Before I begin, please take second and look at this short video I made of our garden this spring, if you're stressed it will help to soften your day.
After last week’s extremely pessimistic blog and enumeration of many of the problems within the housing market (it could have been ten pages longer), I thought this week I’ll take a look at the issue from a planner’s point of view.
I have been in the development industry for forty years as a designer, planner, and facilitator for my clients. Probably 70 percent of these efforts were focused on some aspect of the housing market, both rental and ownership. My clients were, and still are, merchant builders; some are developers (speculative entitlements are their meat and potatoes), some are builders (the next step after entitlements – they are the three dimensional guys), and some are both (a much rarer breed). During the last three years the speculators stayed low and dumped land like it was a toxic landfill, the builders cut staffs to nothing and many shut down their operations, and the developer-builder (if he managed his money well) went to Hawaii to wait it out (and are very bored about now).
My small part of the development industry creates plans for things that are to come; it’s all about the future. We try to anticipate what the market wants and will need four and five years from now. In 2004 my company had over 150,000 housing units in master plans, neighborhood plans, infill projects and outland parcels. These were great chunks of land that would eventually generate billions in income and thousands of jobs. In some cases these plans would alter the balances within communities, in others they would greatly improve the overall value of housing, but in general there would be significant improvements to a community’s infrastructure. What a difference five years makes and what a catastrophic difference the fall of 2008 made. Without exception every one of those projects either died or was put on hold for the last three years.
But from this development purgatory there are now glimmers of hope and change. (I am drawn to the definition in Wikipedia: The word "purgatory", derived through Anglo-Norman and Old French from the Latin word purgatorium has come to refer to a wide range of historical and modern conceptions of postmortem suffering short of everlasting damnation, and is used, in a non-specific sense, to mean any place or condition of suffering or torment, especially one that is temporary (so true, so true))
I have, both on my desk and underway, residential projects that are being released from purgatory, many were started in 2007. They are being purged of their sins, (more focused and affordable now), responsive to prayer (i.e. markets), and hope for salvation (buyers and renters).

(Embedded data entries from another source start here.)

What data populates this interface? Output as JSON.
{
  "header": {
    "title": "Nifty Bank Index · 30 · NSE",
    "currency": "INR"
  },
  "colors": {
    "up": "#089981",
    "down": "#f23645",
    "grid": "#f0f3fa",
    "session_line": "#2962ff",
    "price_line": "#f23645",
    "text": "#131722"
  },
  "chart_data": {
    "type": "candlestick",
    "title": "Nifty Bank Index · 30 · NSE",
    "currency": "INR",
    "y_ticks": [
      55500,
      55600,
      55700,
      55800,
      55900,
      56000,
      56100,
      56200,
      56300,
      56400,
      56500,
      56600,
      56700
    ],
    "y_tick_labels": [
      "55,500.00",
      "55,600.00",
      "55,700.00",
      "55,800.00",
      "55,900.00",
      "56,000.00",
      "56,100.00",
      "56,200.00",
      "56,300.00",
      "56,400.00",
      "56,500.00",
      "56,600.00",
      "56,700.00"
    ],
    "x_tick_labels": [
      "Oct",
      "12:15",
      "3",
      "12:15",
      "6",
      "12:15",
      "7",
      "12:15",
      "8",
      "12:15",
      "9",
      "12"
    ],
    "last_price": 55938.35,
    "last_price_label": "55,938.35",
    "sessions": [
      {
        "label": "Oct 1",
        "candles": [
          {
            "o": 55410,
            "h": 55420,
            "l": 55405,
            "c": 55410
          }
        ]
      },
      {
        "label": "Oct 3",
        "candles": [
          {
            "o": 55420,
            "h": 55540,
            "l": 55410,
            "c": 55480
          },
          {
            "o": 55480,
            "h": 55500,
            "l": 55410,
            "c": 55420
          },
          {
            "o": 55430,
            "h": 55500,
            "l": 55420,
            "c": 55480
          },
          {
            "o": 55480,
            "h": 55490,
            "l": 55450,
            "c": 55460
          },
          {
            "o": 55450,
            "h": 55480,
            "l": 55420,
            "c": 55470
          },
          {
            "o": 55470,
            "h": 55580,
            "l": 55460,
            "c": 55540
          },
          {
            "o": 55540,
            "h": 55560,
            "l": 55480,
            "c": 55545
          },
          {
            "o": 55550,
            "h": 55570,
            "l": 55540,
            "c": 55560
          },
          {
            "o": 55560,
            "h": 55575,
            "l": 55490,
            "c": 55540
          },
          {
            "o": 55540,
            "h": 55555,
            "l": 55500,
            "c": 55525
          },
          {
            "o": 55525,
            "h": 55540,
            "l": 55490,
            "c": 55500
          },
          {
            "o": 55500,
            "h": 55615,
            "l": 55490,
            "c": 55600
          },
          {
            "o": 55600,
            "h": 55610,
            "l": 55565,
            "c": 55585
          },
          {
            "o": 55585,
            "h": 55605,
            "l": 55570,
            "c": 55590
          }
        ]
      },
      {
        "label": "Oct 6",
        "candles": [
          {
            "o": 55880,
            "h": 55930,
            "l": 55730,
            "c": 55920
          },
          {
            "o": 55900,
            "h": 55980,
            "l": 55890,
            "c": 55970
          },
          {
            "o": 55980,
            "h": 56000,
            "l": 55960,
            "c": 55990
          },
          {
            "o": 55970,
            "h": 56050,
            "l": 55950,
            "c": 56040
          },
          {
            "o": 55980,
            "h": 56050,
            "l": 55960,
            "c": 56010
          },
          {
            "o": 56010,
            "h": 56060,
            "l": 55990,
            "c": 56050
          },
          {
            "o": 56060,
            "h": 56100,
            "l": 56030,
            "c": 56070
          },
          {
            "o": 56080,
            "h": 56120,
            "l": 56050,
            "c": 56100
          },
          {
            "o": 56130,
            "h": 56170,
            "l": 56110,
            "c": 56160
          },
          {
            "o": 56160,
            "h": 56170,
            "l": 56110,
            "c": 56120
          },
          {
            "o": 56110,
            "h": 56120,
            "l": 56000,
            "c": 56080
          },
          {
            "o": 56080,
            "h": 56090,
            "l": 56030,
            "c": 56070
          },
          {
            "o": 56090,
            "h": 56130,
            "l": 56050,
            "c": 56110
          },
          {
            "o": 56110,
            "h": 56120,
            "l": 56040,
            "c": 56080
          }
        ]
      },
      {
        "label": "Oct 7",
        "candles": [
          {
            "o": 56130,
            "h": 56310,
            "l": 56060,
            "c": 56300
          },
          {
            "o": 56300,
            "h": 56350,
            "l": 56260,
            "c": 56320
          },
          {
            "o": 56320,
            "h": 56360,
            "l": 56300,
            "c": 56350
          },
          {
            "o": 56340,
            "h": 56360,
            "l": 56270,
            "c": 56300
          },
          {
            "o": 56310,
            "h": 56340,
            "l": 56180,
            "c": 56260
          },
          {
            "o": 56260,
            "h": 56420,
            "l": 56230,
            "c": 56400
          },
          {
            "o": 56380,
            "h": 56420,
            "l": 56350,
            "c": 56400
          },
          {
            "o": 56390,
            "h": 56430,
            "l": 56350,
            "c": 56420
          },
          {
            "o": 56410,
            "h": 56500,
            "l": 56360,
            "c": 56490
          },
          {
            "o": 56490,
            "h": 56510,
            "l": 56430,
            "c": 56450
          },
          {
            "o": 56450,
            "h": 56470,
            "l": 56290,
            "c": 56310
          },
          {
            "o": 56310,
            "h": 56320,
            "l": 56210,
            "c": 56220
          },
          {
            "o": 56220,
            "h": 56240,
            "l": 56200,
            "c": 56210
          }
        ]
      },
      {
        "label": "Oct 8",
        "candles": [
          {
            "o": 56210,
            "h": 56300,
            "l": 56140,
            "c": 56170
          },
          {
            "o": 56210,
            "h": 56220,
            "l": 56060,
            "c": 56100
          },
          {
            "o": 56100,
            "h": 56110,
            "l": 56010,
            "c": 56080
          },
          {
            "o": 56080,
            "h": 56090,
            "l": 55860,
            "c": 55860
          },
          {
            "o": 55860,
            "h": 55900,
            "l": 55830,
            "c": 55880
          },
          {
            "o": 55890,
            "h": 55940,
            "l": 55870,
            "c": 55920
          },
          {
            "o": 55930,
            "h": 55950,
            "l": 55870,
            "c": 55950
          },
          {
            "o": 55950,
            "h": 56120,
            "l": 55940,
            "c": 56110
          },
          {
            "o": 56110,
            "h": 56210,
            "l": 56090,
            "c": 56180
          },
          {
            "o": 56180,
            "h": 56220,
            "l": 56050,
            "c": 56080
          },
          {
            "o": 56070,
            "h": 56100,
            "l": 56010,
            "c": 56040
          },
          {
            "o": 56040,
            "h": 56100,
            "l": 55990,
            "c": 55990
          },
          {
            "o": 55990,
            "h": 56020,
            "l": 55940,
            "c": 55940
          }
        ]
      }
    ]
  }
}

A few are being reincarnated, (changed from podium condos to townhomes), and some are just being reborn as rentals. It’s all so religious; it must be from all the praying that’s been going on at the Urban Land Institute and the BIA.
One theory that I have held for years is that the developer/builder is a gambler, the worst kind in many ways. He plays with other people’s money (OPM). When he’s good he clears the table and makes everyone happy. When he’s off his game or the OPM dries up, he walks away confident the game will resume. But at some point he will get very bored, his wife will throw him out of the house, and his back will go out from too much golf. It is about then (or now) that the itch will return, he’ll start doing ROI’s on napkins at lunch, he’ll cruise through a town he knows and sees empty lots begging for attention, he makes that call to the REIT that has had no place to put its money for three years. Our man is getting ready to put money back on the table and, I think, he’s also going to church more.